• Data Warehouses, Lakes, and Marts

    Businesses with lots of data need to prioritize proper data architecture. On a system with complex data management, it's very important that data is being transferred and stored in the right way. This way, those that need the data will know where to find it and how to access it. 

    Data architecture has two main components - the data connectors that transmit information between systems, and the tools that businesses store their data in. Data connectors are important, but they get discussed to death in BI marketing. If you're confused about them, it's pretty easy to find out more (we even have a guide on them here and here)

    However, it's pretty difficult to find much valuable information on data storage solutions. We have an article that goes over some strategies, but if you're a real beginner, you'll want something even more basic. 

    What is a data warehouse? Why do I need a data warehouse? What are my other options? These are some common beginner questions. Since these terms so often go unexplained, those looking to implement their first BI solution don't always know what they're getting. To prevent that, we'll go over some of the most common terms. 

    Data warehouses

    Data warehouses are the most basic method that businesses use to store their data. They're systems that can store a large amount of structured data, and then easily recall that data in a structured way when users need it. 

    When BI experts talk about structured data, they're talking about data that has metadata attached to it that sorts the data into rows and columns. Think of data in a spreadsheet. A data point's location in its row and column define how useful that data point is. Without structure, this kind of numerical or text data is largely useless. 

    Structured data also has the advantage of being comparatively easy to process and query, relatively speaking. Most data storage solutions use a programming language called SQL to encode their data. With some knowledge of this language, users can easily query their database to find the data they want. 

    Data warehouses can handle a far larger scale of data than other, less powerful storage solutions. Unlike the onboard storage in a standalone business tool, a data warehouse is designed to handle the entire data load of an organization, not just a few departments.  

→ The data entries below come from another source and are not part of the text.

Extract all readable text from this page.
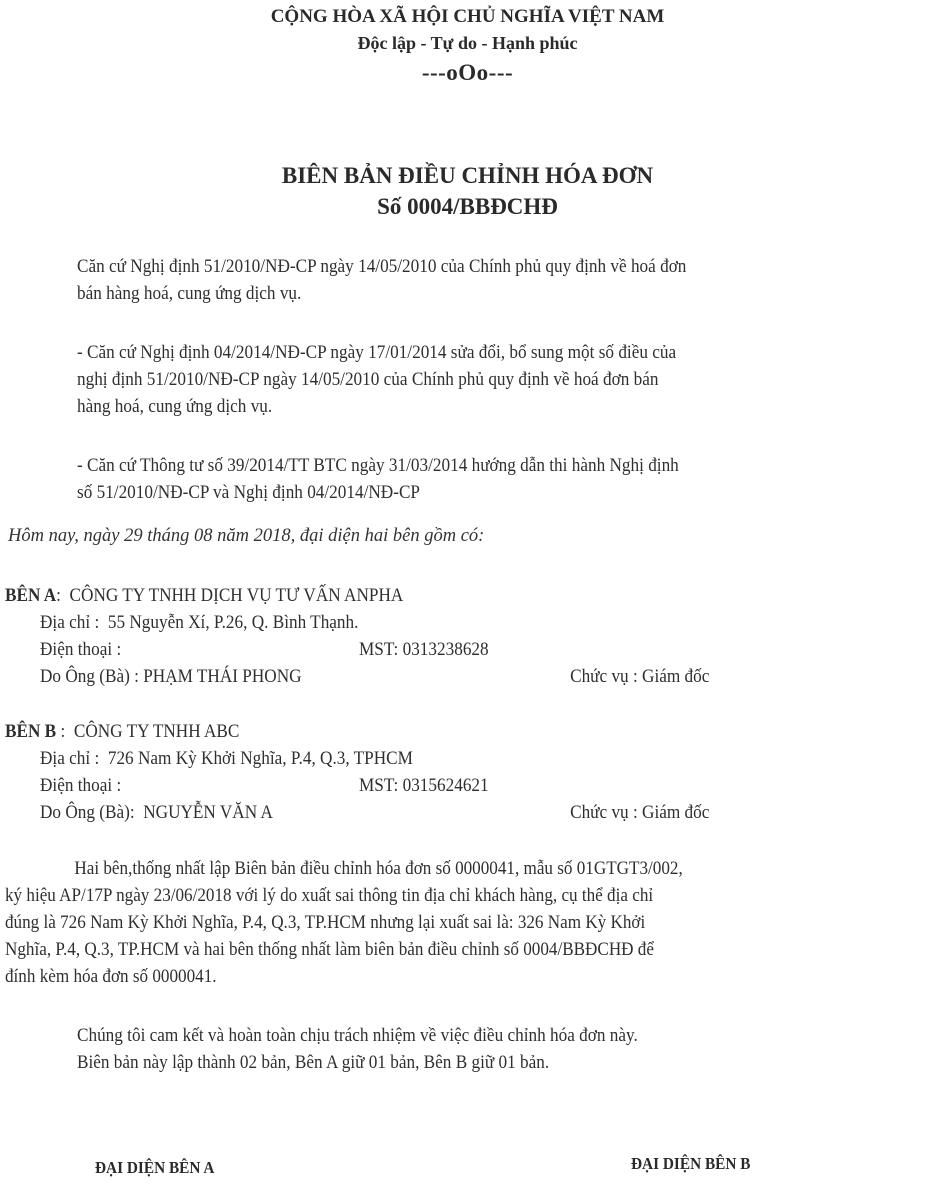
CỘNG HÒA XÃ HỘI CHỦ NGHĨA VIỆT NAM
Độc lập - Tự do - Hạnh phúc
---oOo---
BIÊN BẢN ĐIỀU CHỈNH HÓA ĐƠN
Số 0004/BBĐCHĐ
Căn cứ Nghị định 51/2010/NĐ-CP ngày 14/05/2010 của Chính phủ quy định về hoá đơn
bán hàng hoá, cung ứng dịch vụ.
- Căn cứ Nghị định 04/2014/NĐ-CP ngày 17/01/2014 sửa đổi, bổ sung một số điều của
nghị định 51/2010/NĐ-CP ngày 14/05/2010 của Chính phủ quy định về hoá đơn bán
hàng hoá, cung ứng dịch vụ.
- Căn cứ Thông tư số 39/2014/TT BTC ngày 31/03/2014 hướng dẫn thi hành Nghị định
số 51/2010/NĐ-CP và Nghị định 04/2014/NĐ-CP
Hôm nay, ngày 29 tháng 08 năm 2018, đại diện hai bên gồm có:
BÊN A: CÔNG TY TNHH DỊCH VỤ TƯ VẤN ANPHA
Địa chỉ : 55 Nguyễn Xí, P.26, Q. Bình Thạnh.
Điện thoại :	MST: 0313238628
Do Ông (Bà) : PHẠM THÁI PHONG	Chức vụ : Giám đốc
BÊN B : CÔNG TY TNHH ABC
Địa chỉ : 726 Nam Kỳ Khởi Nghĩa, P.4, Q.3, TPHCM
Điện thoại :	MST: 0315624621
Do Ông (Bà): NGUYỄN VĂN A	Chức vụ : Giám đốc
Hai bên,thống nhất lập Biên bản điều chỉnh hóa đơn số 0000041, mẫu số 01GTGT3/002,
ký hiệu AP/17P ngày 23/06/2018 với lý do xuất sai thông tin địa chỉ khách hàng, cụ thể địa chỉ
đúng là 726 Nam Kỳ Khởi Nghĩa, P.4, Q.3, TP.HCM nhưng lại xuất sai là: 326 Nam Kỳ Khởi
Nghĩa, P.4, Q.3, TP.HCM và hai bên thống nhất làm biên bản điều chỉnh số 0004/BBĐCHĐ để
đính kèm hóa đơn số 0000041.
Chúng tôi cam kết và hoàn toàn chịu trách nhiệm về việc điều chỉnh hóa đơn này.
Biên bản này lập thành 02 bản, Bên A giữ 01 bản, Bên B giữ 01 bản.
ĐẠI DIỆN BÊN A	ĐẠI DIỆN BÊN B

    Usually, businesses that use a standalone data warehouse use that data warehouse as a central repository for all of their structured data, from any source. If a user wants to access a certain data stream, they do so by querying their data warehouse, instead of going to the tool that collects that data. 

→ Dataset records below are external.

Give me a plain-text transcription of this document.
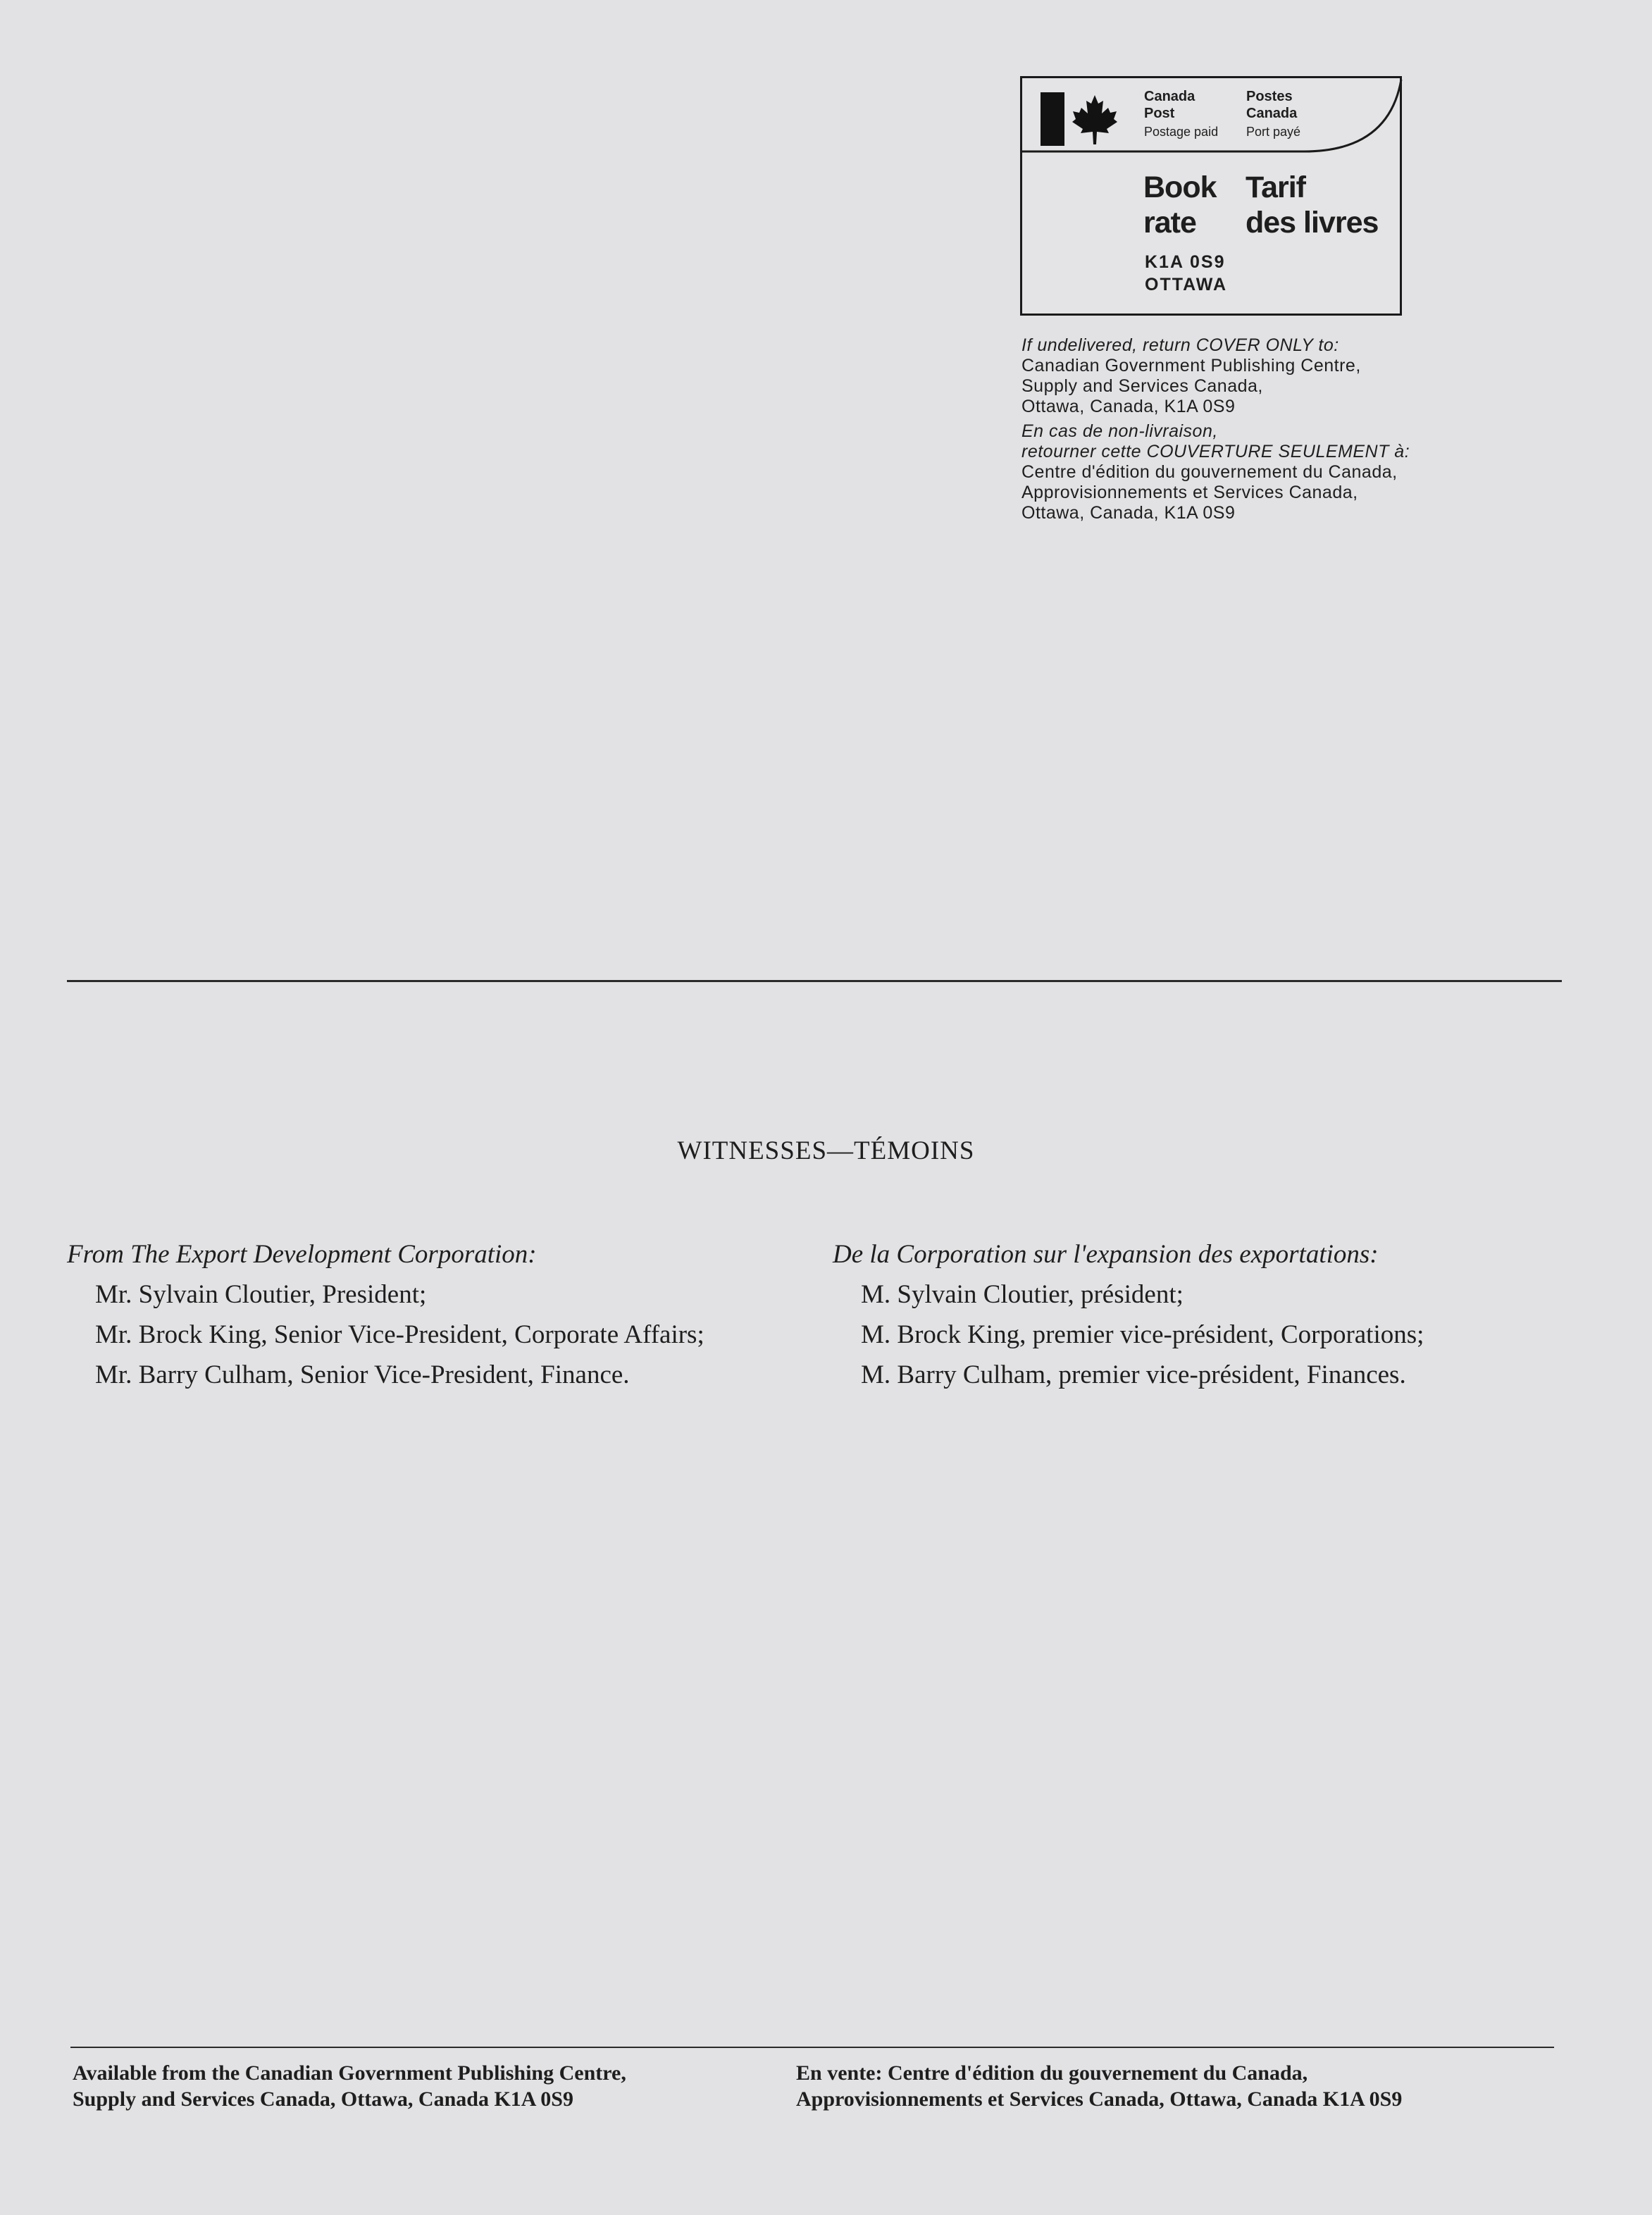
Canada
Post
Postage paid
Postes
Canada
Port payé
Book
rate
Tarif
des livres
K1A 0S9
OTTAWA
If undelivered, return COVER ONLY to:
Canadian Government Publishing Centre,
Supply and Services Canada,
Ottawa, Canada, K1A 0S9
En cas de non-livraison,
retourner cette COUVERTURE SEULEMENT à:
Centre d'édition du gouvernement du Canada,
Approvisionnements et Services Canada,
Ottawa, Canada, K1A 0S9
WITNESSES—TÉMOINS
From The Export Development Corporation:
Mr. Sylvain Cloutier, President;
Mr. Brock King, Senior Vice-President, Corporate Affairs;
Mr. Barry Culham, Senior Vice-President, Finance.
De la Corporation sur l'expansion des exportations:
M. Sylvain Cloutier, président;
M. Brock King, premier vice-président, Corporations;
M. Barry Culham, premier vice-président, Finances.
Available from the Canadian Government Publishing Centre,
Supply and Services Canada, Ottawa, Canada K1A 0S9
En vente: Centre d'édition du gouvernement du Canada,
Approvisionnements et Services Canada, Ottawa, Canada K1A 0S9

    This data architecture centralizes all of a business's data. In more decentralized systems, it's very easy for unconnected tools and databases to become siloed from other sections of the system. This means they can't be accessed easily, and data gets trapped within them. 

    This data gets trapped, not for any data governance reason, but just because it can't easily be accessed in a consistent way by other parts of the data network. Siloes are a major issue with decentralized data architecture, and data warehouses make them largely a thing of the past. 

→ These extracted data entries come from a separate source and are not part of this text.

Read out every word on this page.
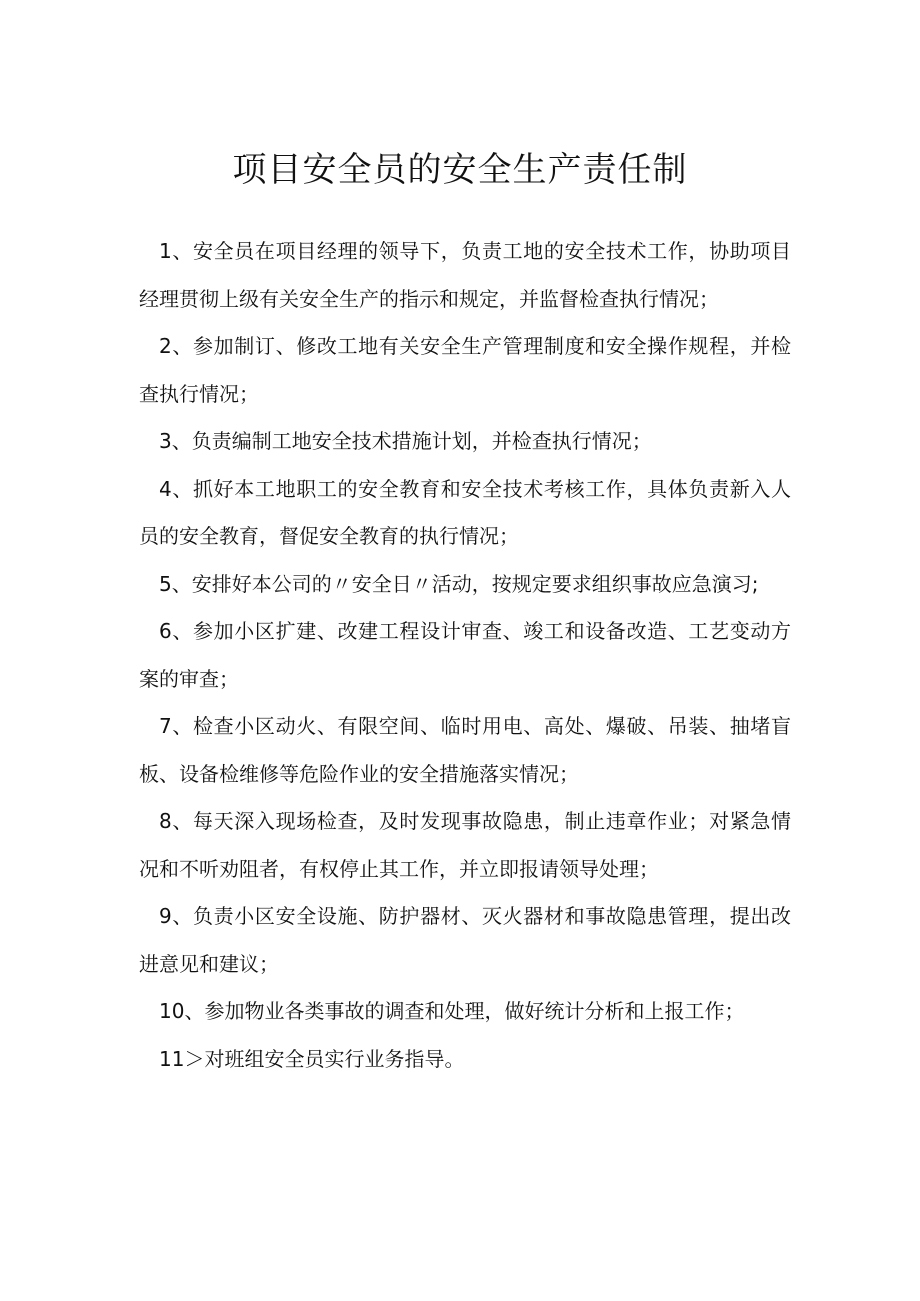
项目安全员的安全生产责任制

1、安全员在项目经理的领导下，负责工地的安全技术工作，协助项目经理贯彻上级有关安全生产的指示和规定，并监督检查执行情况；

2、参加制订、修改工地有关安全生产管理制度和安全操作规程，并检查执行情况；

3、负责编制工地安全技术措施计划，并检查执行情况；

4、抓好本工地职工的安全教育和安全技术考核工作，具体负责新入人员的安全教育，督促安全教育的执行情况；

5、安排好本公司的〃安全日〃活动，按规定要求组织事故应急演习;

6、参加小区扩建、改建工程设计审查、竣工和设备改造、工艺变动方案的审查；

7、检查小区动火、有限空间、临时用电、高处、爆破、吊装、抽堵盲板、设备检维修等危险作业的安全措施落实情况；

8、每天深入现场检查，及时发现事故隐患，制止违章作业；对紧急情况和不听劝阻者，有权停止其工作，并立即报请领导处理；

9、负责小区安全设施、防护器材、灭火器材和事故隐患管理，提出改进意见和建议；

10、参加物业各类事故的调查和处理，做好统计分析和上报工作；

11＞对班组安全员实行业务指导。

    Businesses with large data requirements are usually best served by a data warehouse, but they do have some limitations that make them a bad fit for some. For one, they're often more expensive than using other solutions. Many businesses don't have the amount of data that makes them cost efficient. 

    BI tool as data warehouse

    For smaller businesses, it's rarely economical to invest in a standalone data warehouse. They don't have the scale of data that makes those sorts of tools 'worth it' to larger companies. They still need a uniform data management solution, though, so that they can access and store their data in a consistent way. 

    Businesses in this situation often end up using their business intelligence tool as a de-facto data warehouse. This makes a lot of sense, since their BI tool is already connected to all of their other business software. 

    BI tools can easily act as a data warehouse. Often, they're much easier to query than a standalone data warehousing tool, which makes them a good choice for those without much technical expertise. They're usually easier to navigate to find needed files. 

    However, they do come with some downsides. The biggest issue is the scale of data that they can handle. While many BI tools can handle massive amounts of data, it can quickly get very expensive to store that much data in the tool. BI vendors aren't in the business of storing data, they're in the BI business, and so they charge a premium for data storage. 

    For smaller businesses, it'll be more economical to pay the comparatively smaller fees for storing data in their BI tool, than it would be to pay for a standalone data warehouse. For larger companies, though, this math is different. It becomes a better choice to use something like Snowflake to store their data at scale.  

    Data lakes

    Some of the largest, most tech-focused businesses have started to move away from data warehouses, and towards what they're calling a 'data lake' model. Data lakes are a new kind of storage solution that attempts to solve some of the problems with data warehouses. 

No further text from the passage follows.